В уши врываются посторонние звуки: шипение телевизора, звонок телефона на стойке регистрации, голос женщины, ответившей на него. Наконец мать отваживается спросить:
– Что с тобой там произошло?
Ее руки сплетаются так крепко, что костяшки на пальцах белеют.
– Я стала другой.
Родители сняли номер на третьем этаже. Лифт увозит их выше. В ответ на приглашение присоединиться к ним за ужином в итальянском ресторанчике «Мартони», чуть дальше по дороге, я ответила, что мы с Тео предпочли бы остаться в отеле; ресторанный гвалт – это уже слишком. Но, по правде говоря, встречаться с ними снова, поддерживать разговор и делать вид, будто мы можем вернуться к той жизни, что когда-то вели, – выше моих сил на данный момент.
Голова так и не перестала кружиться после нашего общения в холле. Эти взгляды, что мать украдкой бросала на нас… это беспокойство и смятение, которые выдавали морщинки в уголках ее рта… Что все это значило? Мама явно была потрясена. И при виде моей руки в руке Тео, и от осознания того, что я изменилась и имею от нее секреты. Только у нее тоже есть свои тайны – я поняла это по напряжению, которое выдавали ее глаза.
Мы с Тео возвращаемся в свой номер. Я сажусь на край кровати, задираю рубашку, и Тео, отодрав пластырь и сняв с моей раны марлевый тампон, внимательно разглядывает шов и хирургический надрез. Он маленький – там, где пуля вклинилась в плоть и застряла под нижними ребрами. Стой Паркер чуть ближе ко мне и не будь его пистолет таким старым и так редко стрелявшим, возможно, пуля проникла бы гораздо глубже в мое тело и повредила жизненно важные органы. Иными словами, убила бы меня. Что ж, мне повезло! Это факт.
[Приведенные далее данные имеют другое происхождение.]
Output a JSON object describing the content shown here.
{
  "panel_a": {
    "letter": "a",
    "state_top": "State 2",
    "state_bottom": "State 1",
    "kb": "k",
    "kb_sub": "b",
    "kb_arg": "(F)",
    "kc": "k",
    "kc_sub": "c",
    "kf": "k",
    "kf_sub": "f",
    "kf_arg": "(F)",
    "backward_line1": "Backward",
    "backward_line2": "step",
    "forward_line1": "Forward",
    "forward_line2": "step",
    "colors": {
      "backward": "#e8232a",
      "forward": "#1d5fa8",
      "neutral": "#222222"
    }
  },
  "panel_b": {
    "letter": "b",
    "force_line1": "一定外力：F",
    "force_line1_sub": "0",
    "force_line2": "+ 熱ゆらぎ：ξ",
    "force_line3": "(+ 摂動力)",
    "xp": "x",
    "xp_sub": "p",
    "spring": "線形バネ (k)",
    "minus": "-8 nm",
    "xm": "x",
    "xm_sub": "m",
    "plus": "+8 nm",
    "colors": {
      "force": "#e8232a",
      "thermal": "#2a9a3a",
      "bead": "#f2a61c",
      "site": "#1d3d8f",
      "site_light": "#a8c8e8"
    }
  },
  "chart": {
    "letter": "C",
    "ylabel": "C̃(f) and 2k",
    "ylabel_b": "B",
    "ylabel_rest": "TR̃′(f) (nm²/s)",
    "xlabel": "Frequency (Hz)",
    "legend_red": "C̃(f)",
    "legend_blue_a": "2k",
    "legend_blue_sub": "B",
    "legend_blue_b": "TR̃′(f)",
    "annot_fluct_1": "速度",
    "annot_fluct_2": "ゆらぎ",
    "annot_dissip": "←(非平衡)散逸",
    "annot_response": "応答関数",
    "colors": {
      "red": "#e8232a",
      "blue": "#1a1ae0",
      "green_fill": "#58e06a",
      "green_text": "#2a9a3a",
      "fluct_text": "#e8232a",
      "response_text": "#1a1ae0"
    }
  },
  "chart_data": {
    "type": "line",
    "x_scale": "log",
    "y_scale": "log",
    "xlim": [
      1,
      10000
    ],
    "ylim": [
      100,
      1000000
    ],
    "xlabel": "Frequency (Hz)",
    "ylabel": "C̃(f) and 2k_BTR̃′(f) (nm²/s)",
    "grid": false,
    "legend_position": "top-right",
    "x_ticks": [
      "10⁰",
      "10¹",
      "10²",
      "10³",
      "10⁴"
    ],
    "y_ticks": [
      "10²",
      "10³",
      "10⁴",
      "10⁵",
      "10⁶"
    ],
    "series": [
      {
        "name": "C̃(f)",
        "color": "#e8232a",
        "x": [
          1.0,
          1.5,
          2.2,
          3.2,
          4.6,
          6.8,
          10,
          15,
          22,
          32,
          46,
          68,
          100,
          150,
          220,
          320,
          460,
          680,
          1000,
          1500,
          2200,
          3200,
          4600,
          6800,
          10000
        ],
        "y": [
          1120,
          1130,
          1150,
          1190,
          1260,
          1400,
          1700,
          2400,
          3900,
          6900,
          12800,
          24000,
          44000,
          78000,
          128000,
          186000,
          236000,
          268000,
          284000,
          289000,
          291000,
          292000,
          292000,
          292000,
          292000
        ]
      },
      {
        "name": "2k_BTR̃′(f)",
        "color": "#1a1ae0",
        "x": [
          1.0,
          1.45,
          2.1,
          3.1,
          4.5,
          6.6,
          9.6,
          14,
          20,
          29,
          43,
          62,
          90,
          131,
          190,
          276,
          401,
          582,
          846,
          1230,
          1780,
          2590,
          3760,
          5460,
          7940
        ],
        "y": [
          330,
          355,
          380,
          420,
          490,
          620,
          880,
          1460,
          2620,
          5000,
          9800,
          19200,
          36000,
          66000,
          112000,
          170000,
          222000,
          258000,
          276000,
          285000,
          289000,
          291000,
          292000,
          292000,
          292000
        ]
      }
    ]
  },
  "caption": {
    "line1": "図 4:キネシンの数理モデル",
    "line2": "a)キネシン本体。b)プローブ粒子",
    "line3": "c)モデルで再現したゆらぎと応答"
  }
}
Обработав надрез перекисью водорода, Тео накладывает чистую марлю и снова фиксирует ее пластырем.
– Хорошо заживает, – говорит муж.
Я касаюсь его руки, и Тео поднимает глаза.
– Мне страшно, – признаюсь ему я.
– Знаю… Мне тоже.
До ушей доносится тихий стук в дверь. Тео встает, а я, одернув рубашку, делаю глубокий вдох – проверяю, насколько свободна в движениях. Муж распахивает дверь. В коридоре стоит мать: плечи ссутулены, руки сцеплены, а вид такой, словно ей не по себе в этом отеле. Как бывает, когда ты слишком редко уезжаешь из дома.
– Мэгги, – все еще стоя в коридоре, говорит мать, – можно мне с тобой поговорить?
Она не знает моего нового имени, которое я получила в Пасторали. А «Мэгги» из ее уст неприятно режет мне слух. Прошлое, крадучись, пытается пробраться в мое настоящее.
– Я оставлю вас одних, – опережает мой протест Тео.
И, обойдя мать, быстро удаляется по коридору прочь. Я представляю, как он сидит в одиночестве в холле или в пикапе, ожидая, когда станет безопасным возвращение в нашу маленькую комнату. Все, что нам осталось… Переступив через порог, мама притворяет за собой дверь.